The fires likely sparked from a train, a cigarette butt and ash from a recreational fire, though dry and windy conditions are a contributing factor, as well.
No one was hurt in the fires, and no structures were burned down.
Perham Fire Chief Mark Schmidt said the department received its first report of a grass fire on Friday at 9:45 p.m.
The fire burned about five acres along County Road 60 in Gorman Township, one mile north of Hwy. 10, before being extinguished. A cigarette butt thrown out of a car window is believed to have caused the fire.
"That one was rolling pretty good," said Schmidt. "We had some 8 to 10 foot flames on that fire, and the guys did a really good job knocking that fire down quick before it got down into the river bottom."
Another grass fire was reported Saturday at 1 p.m. This one started near the railroad tracks along County Road 80 just north of the Perham Stockyards. Schmidt said a passing train likely kicked off a spark.
Later that afternoon, at about 3:30 p.m., another grass fire was reported. This one burned up about five acres north of Little McDonald Lake on 460th Street.
This fire came within a foot of a storage building on the property. Schmidt said the homeowner had a recreational fire a few days earlier; high winds kicked some ash loose, sparking the grass fire.
"It's that dry," he said. "Even with the rain we got on Saturday morning."

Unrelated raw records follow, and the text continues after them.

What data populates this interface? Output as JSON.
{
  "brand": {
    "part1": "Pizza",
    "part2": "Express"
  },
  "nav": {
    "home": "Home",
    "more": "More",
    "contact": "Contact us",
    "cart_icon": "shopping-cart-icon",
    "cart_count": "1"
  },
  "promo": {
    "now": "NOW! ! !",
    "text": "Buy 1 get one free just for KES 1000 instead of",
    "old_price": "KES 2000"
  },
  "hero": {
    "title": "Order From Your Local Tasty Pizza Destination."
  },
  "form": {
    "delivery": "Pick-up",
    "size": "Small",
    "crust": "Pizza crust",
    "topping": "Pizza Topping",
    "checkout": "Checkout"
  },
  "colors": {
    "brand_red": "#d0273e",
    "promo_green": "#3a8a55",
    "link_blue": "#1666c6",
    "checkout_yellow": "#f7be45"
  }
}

Schmidt said grass fires will remain an ongoing problem for as long as the dry and windy weather persist.
In the meantime, he advises, "Use a lot of care" when doing any sort of burning, and always check with the Minnesota DNR for information on current fire restrictions and burning permits.
"The area fire departments are really working together, along with the DNR, in getting after the fires right away," said Schmidt.